Brazil's Government Sees 3% Growth in 2015
By Paulo Trevisani
BRASILIA--The Brazilian government unveiled its budget bill for 2015 on Thursday that included a forecast for economic growth of 3% and inflation of 5% for the year.
Brazil's congress now has until Dec. 31 to approve the 2.86 trillion Brazilian-real ($1.27 trillion) proposal. The budget might have to be implemented by a new government, as recent polls indicate that President Dilma Rousseff's odds of re-election in October are diminishing.
The budget is based on a growth forecast for gross domestic product that may seem optimistic, considering Brazil's recent track record.
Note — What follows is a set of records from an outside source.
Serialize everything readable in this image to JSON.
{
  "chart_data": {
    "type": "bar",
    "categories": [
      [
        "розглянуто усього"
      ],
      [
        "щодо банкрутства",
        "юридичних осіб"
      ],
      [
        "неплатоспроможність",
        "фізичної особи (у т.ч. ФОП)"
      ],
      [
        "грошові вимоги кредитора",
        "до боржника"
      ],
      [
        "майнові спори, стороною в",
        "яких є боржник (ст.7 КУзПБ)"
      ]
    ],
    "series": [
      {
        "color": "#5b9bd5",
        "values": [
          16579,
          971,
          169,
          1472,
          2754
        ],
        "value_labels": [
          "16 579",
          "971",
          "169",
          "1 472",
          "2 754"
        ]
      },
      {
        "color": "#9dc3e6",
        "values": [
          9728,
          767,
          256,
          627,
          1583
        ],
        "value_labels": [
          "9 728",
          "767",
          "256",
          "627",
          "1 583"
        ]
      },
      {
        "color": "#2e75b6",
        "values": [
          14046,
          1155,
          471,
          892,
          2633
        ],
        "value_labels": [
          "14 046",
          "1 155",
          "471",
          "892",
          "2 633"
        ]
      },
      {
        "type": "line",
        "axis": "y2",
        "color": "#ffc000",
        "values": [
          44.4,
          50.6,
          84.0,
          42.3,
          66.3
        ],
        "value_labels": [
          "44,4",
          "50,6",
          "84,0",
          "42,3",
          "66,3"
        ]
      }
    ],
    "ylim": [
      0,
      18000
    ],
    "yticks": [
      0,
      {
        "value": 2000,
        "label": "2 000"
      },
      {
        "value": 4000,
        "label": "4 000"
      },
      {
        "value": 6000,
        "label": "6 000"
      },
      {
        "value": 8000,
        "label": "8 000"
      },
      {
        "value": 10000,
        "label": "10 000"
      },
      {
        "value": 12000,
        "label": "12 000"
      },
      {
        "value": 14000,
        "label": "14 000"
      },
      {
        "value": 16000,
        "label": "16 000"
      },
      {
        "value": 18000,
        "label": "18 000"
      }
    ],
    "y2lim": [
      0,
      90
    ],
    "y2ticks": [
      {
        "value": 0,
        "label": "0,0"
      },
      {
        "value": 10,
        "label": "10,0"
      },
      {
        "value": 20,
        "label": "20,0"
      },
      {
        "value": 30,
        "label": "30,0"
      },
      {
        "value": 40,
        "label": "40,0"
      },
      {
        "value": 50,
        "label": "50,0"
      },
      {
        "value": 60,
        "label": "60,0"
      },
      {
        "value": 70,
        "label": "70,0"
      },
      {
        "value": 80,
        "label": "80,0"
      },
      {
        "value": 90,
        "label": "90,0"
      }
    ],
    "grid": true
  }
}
GDP increased 1% in 2012 and 2.5% in 2013, and a weekly survey of economists by the country's central bank puts growth at less than 1% this year and at 1.2% next year.
The expected improvement is based on hopes of stronger recoveries in the U.S. and Europe, among other factors, Finance Minister Guido Mantega said.
"The problems we had this year won't happen again next year," he said to reporters. "This year we had a drought that pressured inflation, but it won't happen next year, it isn't possible that Brazil will have a drought again," he said.
Mr. Mantega also said he doesn't expect a repeat of the market turbulence in 2014 caused by the unwinding of stimulus policies in the U.S. Earlier this year, the Brazilian real lost value as global investors feared that emerging-market currencies would weaken as the Federal Reserve reduced its bond-buying program. The weaker real has also added to price pressures.
A series of increases to government-controlled prices, such as electricity and gasoline, also bode ill for inflation in 2015, economists say. Consumer prices have been increasing at an annual clip of about 6.5%, and the central bank raised its benchmark interest rate over the course of a year to 11% from 7.25% in a still-unsuccessful attempt to bring the rate down to the bank's 4.5% target.
The 2015 budget includes a 114.7 billion-real target for the government's primary surplus, which is the balance of revenue minus all spending except interest payments. The primary result is seen as an indicator of the government's ability to control spending, which economists consider important for a country struggling to tame inflation.